Jeszcze ponad tydzień temu chyba nikt nie mógł zakładać, że obecny Turniej Czterech Skoczni potoczy się dla Polaków tak fantastycznie. Wszak do wtorkowego poranka 29 grudnia nie było jasne, czy biało-czerwoni wezmą udział w zawodach w Oberstdorfie. Wszystko potoczyło się jednak szczęśliwie dla naszych reprezentantów i ci pokazali, że dla całego turnieju decyzja o wykluczeniu Polaków byłaby katastrofalna.
Bo wielu podopiecznych Michala Doleżala zaprezentowało się rewelacyjnie. A najlepszy z nich był Kamil Stoch.

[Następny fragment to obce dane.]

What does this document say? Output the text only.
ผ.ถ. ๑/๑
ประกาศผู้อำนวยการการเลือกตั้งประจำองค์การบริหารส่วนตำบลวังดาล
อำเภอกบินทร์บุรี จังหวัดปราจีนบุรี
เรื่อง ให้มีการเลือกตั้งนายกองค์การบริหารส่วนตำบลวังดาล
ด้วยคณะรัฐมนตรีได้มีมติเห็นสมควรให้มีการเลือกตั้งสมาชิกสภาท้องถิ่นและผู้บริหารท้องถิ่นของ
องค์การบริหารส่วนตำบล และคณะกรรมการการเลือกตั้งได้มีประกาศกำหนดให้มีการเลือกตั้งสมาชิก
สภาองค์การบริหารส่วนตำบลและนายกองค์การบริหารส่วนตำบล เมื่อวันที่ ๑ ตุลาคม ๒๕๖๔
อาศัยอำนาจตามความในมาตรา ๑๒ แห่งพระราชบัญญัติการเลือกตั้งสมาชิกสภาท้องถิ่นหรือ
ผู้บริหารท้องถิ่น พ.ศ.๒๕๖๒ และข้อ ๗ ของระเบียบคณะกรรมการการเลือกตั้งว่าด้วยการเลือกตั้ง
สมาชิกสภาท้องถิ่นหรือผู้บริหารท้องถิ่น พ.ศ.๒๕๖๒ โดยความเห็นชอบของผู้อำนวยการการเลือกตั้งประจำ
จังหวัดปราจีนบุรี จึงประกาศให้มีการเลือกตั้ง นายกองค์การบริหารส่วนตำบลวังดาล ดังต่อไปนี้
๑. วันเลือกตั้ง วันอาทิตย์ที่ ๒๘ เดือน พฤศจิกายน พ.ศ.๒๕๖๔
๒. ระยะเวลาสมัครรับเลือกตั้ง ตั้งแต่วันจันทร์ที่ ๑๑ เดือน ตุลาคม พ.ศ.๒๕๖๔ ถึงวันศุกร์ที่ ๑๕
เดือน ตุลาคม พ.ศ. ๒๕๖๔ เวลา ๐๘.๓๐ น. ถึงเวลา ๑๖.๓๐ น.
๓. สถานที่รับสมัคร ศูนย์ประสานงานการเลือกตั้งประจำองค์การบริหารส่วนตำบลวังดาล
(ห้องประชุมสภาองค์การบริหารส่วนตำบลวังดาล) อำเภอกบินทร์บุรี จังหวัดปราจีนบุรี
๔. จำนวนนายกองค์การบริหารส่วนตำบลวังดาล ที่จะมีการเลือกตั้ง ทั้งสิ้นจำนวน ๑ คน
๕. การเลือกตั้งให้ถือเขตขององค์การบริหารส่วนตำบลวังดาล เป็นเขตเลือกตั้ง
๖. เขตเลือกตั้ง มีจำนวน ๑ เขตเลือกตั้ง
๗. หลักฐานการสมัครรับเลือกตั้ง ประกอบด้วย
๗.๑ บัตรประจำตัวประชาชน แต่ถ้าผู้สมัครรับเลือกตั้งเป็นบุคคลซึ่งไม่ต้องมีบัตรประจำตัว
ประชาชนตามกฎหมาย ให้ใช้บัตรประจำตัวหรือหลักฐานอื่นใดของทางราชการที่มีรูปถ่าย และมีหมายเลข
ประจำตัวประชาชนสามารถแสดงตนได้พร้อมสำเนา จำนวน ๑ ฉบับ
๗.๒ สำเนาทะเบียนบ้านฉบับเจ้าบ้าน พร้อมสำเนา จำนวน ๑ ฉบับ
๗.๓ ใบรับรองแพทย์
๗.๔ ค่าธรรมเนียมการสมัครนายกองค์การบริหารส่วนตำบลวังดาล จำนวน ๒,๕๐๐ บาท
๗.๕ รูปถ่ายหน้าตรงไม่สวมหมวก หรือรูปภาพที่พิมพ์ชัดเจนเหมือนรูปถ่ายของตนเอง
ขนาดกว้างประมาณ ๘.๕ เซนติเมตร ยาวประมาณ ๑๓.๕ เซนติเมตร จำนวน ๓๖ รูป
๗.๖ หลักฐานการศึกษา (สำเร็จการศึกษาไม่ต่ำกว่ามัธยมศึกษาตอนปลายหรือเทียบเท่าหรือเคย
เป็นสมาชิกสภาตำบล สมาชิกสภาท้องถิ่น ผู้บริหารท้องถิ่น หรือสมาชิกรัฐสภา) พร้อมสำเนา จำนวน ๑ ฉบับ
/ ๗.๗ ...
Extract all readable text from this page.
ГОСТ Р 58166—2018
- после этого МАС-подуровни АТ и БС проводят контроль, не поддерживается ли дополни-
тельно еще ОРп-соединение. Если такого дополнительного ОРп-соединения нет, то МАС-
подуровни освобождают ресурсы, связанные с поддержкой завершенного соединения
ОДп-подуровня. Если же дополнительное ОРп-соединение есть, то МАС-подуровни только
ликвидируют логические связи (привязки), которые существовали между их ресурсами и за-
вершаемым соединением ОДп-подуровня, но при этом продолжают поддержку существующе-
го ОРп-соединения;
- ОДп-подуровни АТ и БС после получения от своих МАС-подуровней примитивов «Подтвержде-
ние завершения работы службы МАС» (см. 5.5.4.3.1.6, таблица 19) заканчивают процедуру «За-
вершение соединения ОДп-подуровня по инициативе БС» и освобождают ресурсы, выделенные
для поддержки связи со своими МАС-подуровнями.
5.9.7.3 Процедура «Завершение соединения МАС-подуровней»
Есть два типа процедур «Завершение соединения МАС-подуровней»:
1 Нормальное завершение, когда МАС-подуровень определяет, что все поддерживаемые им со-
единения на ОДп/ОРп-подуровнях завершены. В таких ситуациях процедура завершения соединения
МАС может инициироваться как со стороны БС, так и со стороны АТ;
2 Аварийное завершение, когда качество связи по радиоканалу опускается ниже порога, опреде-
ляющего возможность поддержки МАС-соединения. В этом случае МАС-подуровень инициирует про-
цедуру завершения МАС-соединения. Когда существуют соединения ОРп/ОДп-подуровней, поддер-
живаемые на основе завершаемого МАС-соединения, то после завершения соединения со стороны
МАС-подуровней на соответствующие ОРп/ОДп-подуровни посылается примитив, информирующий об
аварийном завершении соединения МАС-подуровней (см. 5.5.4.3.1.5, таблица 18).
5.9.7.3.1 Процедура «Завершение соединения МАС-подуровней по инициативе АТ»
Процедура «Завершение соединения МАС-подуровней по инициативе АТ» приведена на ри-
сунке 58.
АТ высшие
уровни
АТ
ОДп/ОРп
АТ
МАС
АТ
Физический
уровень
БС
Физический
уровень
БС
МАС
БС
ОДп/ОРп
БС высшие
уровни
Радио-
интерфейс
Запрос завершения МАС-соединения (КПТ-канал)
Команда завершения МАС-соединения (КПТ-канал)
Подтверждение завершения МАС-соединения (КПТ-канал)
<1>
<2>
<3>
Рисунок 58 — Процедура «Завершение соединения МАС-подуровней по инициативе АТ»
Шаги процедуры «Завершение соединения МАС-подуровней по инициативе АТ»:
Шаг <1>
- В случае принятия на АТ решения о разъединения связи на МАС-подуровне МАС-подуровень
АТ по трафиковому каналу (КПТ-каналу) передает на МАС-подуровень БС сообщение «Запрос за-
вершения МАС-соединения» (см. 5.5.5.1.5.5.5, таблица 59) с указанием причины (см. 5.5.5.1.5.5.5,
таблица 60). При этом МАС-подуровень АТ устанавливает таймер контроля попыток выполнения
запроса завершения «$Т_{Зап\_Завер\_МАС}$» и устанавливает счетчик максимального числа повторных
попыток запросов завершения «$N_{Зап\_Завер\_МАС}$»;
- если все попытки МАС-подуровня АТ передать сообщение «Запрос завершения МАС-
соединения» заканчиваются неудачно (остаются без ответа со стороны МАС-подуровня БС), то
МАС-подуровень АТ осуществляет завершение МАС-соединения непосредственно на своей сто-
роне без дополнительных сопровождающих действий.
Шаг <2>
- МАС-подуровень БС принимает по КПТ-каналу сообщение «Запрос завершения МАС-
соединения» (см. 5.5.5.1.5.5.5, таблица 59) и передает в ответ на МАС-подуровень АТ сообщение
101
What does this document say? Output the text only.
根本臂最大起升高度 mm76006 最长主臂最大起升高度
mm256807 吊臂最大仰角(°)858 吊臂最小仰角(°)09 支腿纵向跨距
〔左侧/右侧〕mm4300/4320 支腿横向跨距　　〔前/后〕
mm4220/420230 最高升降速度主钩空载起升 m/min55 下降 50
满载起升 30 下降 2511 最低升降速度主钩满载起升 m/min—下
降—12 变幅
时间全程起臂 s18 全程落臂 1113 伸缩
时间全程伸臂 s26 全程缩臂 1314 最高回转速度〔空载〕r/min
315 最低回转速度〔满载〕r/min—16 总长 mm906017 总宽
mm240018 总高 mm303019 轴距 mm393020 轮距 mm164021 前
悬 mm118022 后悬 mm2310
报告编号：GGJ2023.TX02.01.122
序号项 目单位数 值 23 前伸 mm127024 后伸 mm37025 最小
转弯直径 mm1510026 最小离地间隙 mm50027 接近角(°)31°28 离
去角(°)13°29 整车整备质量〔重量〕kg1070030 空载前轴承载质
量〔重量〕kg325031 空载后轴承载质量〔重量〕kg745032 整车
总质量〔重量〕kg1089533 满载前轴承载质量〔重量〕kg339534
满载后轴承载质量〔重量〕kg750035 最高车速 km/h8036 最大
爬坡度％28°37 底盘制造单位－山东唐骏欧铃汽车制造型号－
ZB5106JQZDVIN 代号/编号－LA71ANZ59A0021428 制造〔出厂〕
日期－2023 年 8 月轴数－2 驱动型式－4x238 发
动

Skoczek z Zębu swoją wyższość nad rywalami udowodnił przede wszystkim w Bischofshofen, gdzie latał jak natchniony. Najpierw wylądował na 139 metrze, a kilkadziesiąt minut później rezultat ten poprawił o metr. Tym samym wygrał rywalizację z ogromną, ponad dwudziestopunktową przewagą nad Mariusem Lindvikiem.
Na podium Turnieju Czterech Skoczni stanął również Dawid Kubacki. Świeżo upieczony tata Zuzanny zaprezentował się jednak słabiej niż w poprzednich konkursach. Skoczył 132 i 131,5 metra, co dało mu ostatecznie 15. miejsce. W pierwszej dziesiątce uplasowali się natomiast Piotr Żyła (134 m i 136,5 m), który był siódmy, a "oczko" niżej uplasował się Andrzej Stękała (135m i 133 m).